So I was at Sears this weekend, picking up some phenomenally cheap clothes during their awesome holiday sale, and I almost murdered a woman in line.
Well, that was the problem — she wasn’t in line. The way the desks are set up, there are two cashiers working. So the rest of us form a single line and go to the next available clerk. Rocket science, apparently, to the unwashed masses in Alexandria, Va.
I was in line for about 15 minutes, and finally, I was at the head of the line. Both cashiers were busy. Then some dumb bitch with frizzy hair decides to stand at the desk right behind the lady being rung up — three feet in front of me. I was debating how I would inflict death upon her if she actually thought she would get waited on before me.
Finally, that clerk was free, and I started to walk up to her. Frizzy-Haired Bitch looked mortified as I put my stuff down on the counter. “I was next!” she wailed. “Um, no you weren’t,” I informed her; meanwhile, she stood there debating her purchase — she had grabbed two sizes of the same thing and was clearly incapable of picking one. However, she did manage to wail, “I was SO! I was standing here and you WEREN’T!”

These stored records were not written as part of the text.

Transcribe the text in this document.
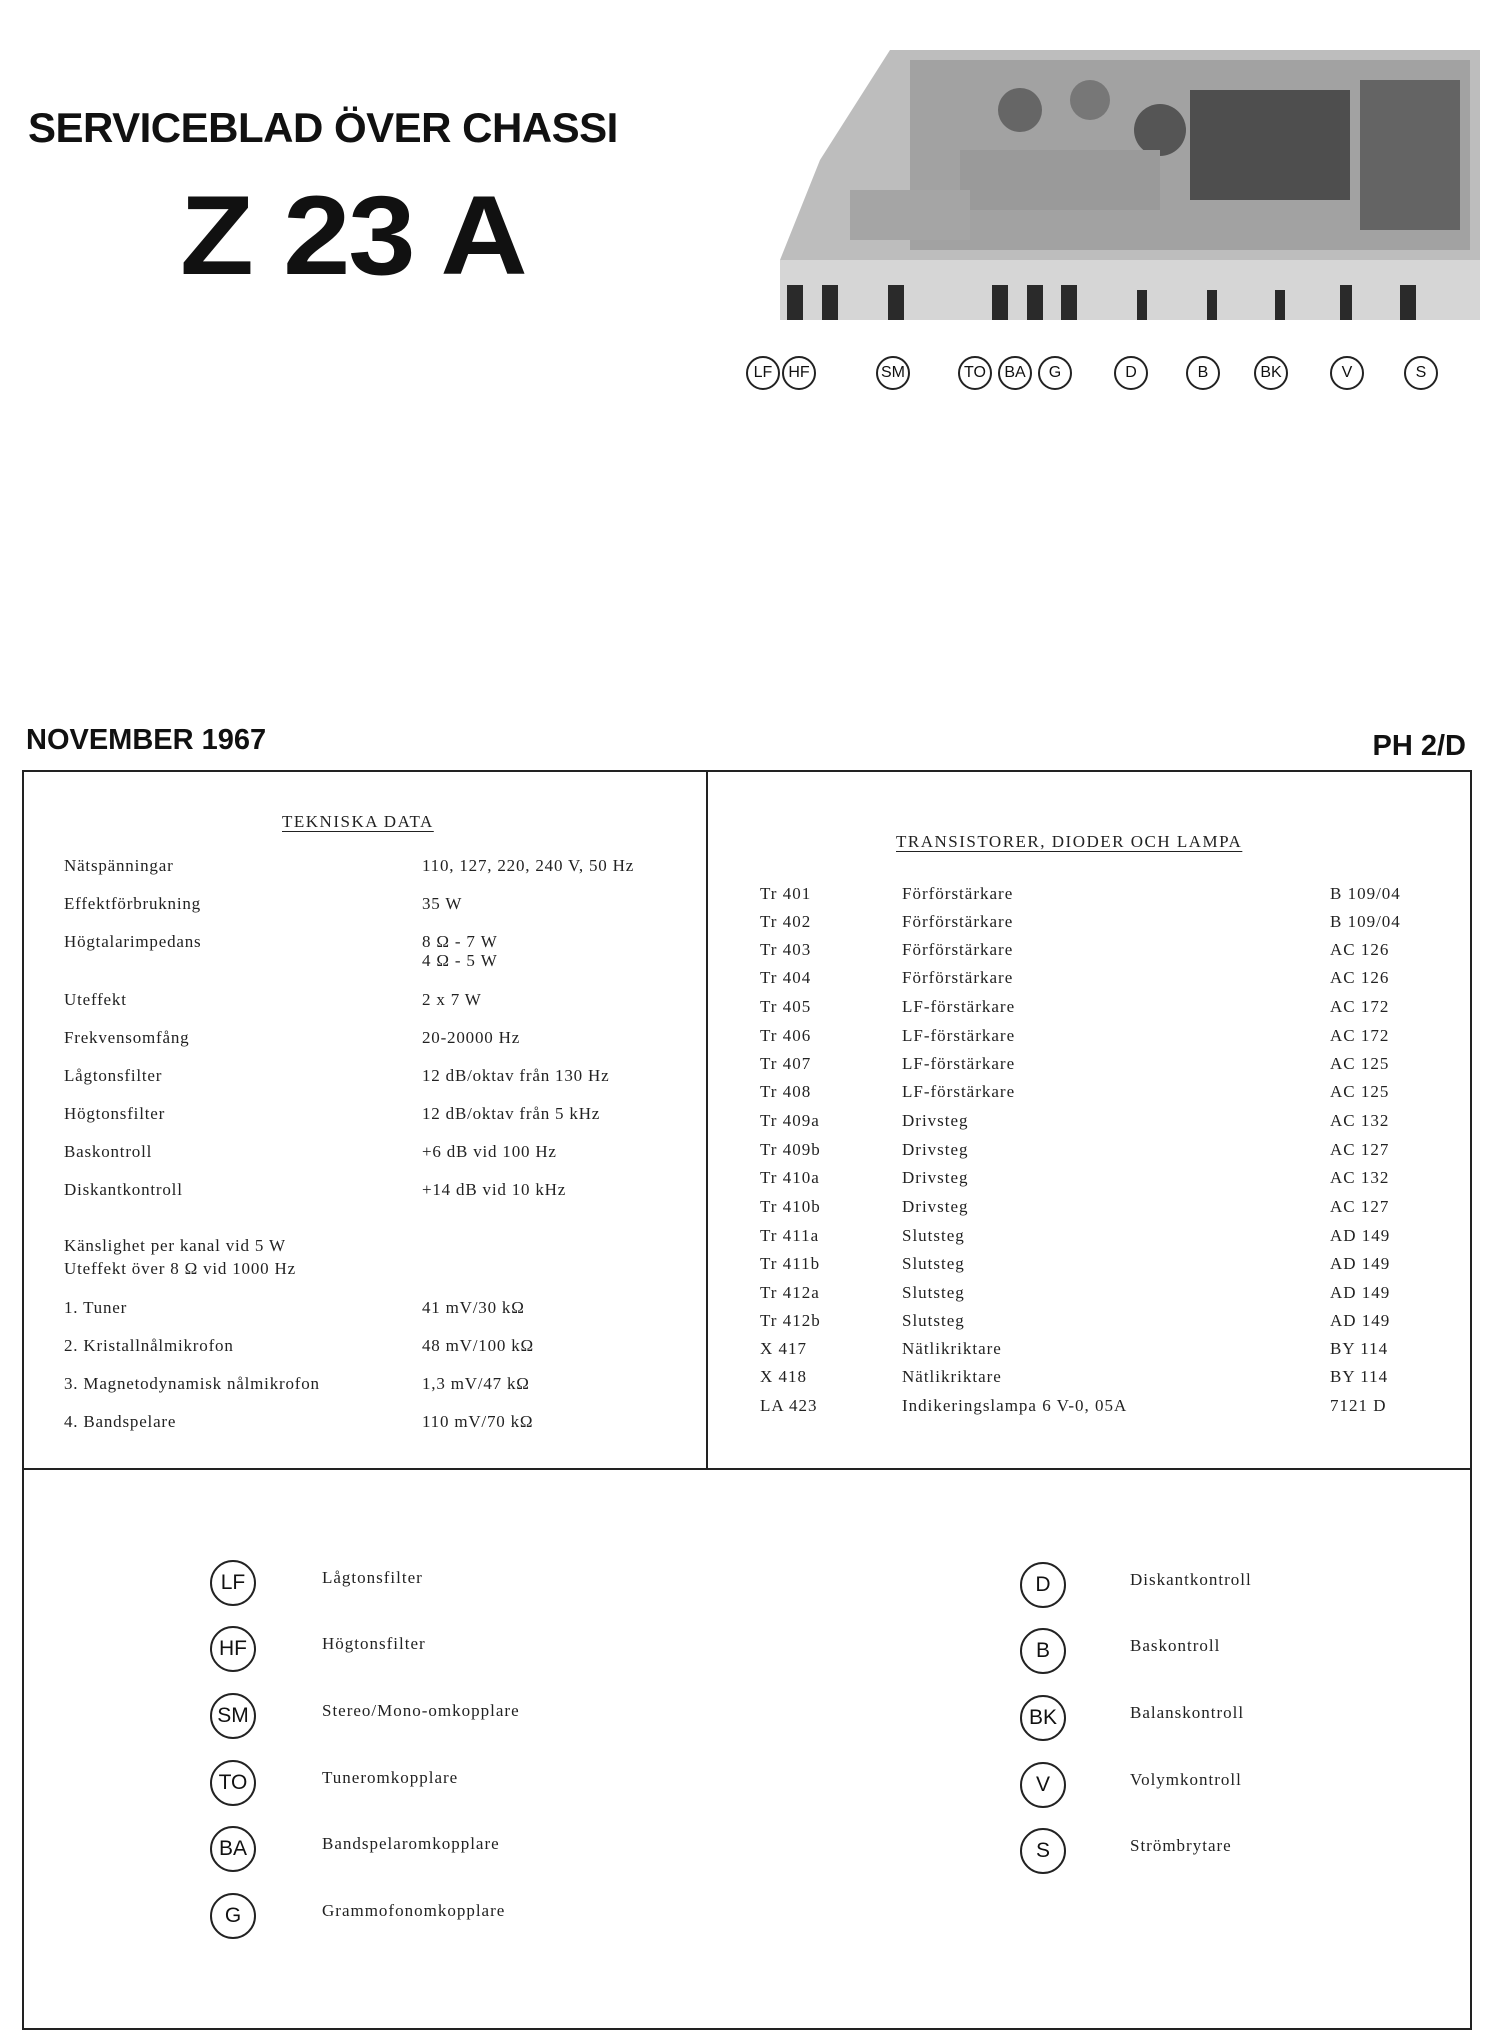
SERVICEBLAD ÖVER CHASSI
Z 23 A
LF	HF	SM	TO	BA	G	D	B	BK	V	S
NOVEMBER 1967	PH 2/D
TEKNISKA DATA
Nätspänningar	110, 127, 220, 240 V, 50 Hz
Effektförbrukning	35 W
Högtalarimpedans	8 Ω - 7 W
4 Ω - 5 W
Uteffekt	2 x 7 W
Frekvensomfång	20-20000 Hz
Lågtonsfilter	12 dB/oktav från 130 Hz
Högtonsfilter	12 dB/oktav från 5 kHz
Baskontroll	+6 dB vid 100 Hz
Diskantkontroll	+14 dB vid 10 kHz
Känslighet per kanal vid 5 W
Uteffekt över 8 Ω vid 1000 Hz
1. Tuner	41 mV/30 kΩ
2. Kristallnålmikrofon	48 mV/100 kΩ
3. Magnetodynamisk nålmikrofon	1,3 mV/47 kΩ
4. Bandspelare	110 mV/70 kΩ
TRANSISTORER, DIODER OCH LAMPA
Tr 401	Förförstärkare	B 109/04
Tr 402	Förförstärkare	B 109/04
Tr 403	Förförstärkare	AC 126
Tr 404	Förförstärkare	AC 126
Tr 405	LF-förstärkare	AC 172
Tr 406	LF-förstärkare	AC 172
Tr 407	LF-förstärkare	AC 125
Tr 408	LF-förstärkare	AC 125
Tr 409a	Drivsteg	AC 132
Tr 409b	Drivsteg	AC 127
Tr 410a	Drivsteg	AC 132
Tr 410b	Drivsteg	AC 127
Tr 411a	Slutsteg	AD 149
Tr 411b	Slutsteg	AD 149
Tr 412a	Slutsteg	AD 149
Tr 412b	Slutsteg	AD 149
X 417	Nätlikriktare	BY 114
X 418	Nätlikriktare	BY 114
LA 423	Indikeringslampa 6 V-0, 05A	7121 D
LF	Lågtonsfilter
HF	Högtonsfilter
SM	Stereo/Mono-omkopplare
TO	Tuneromkopplare
BA	Bandspelaromkopplare
G	Grammofonomkopplare
D	Diskantkontroll
B	Baskontroll
BK	Balanskontroll
V	Volymkontroll
S	Strömbrytare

Nyah nyah — did this invoke fourth-grade recess lines, anyone? The cashier was too meek to help me out, but she was interested in what I was going to say. I said, “Look, bitch — the line’s back there. Get some fucking manners.” She said, “WHAT?!?!” and I handed my credit card to the cashier, as she rang up my two items quickly and efficiently. And when I left, Frizzy Bitch jumped out of line again and got the same cashier, and I could hear her STILL debating which item to purchase as I bolted out of there, as if the cashier could really tell her which one to pick. Fucktard.
Some days, I think the mental institutions let all of their patients out for the day. And usually, it’s the day I am at the mall.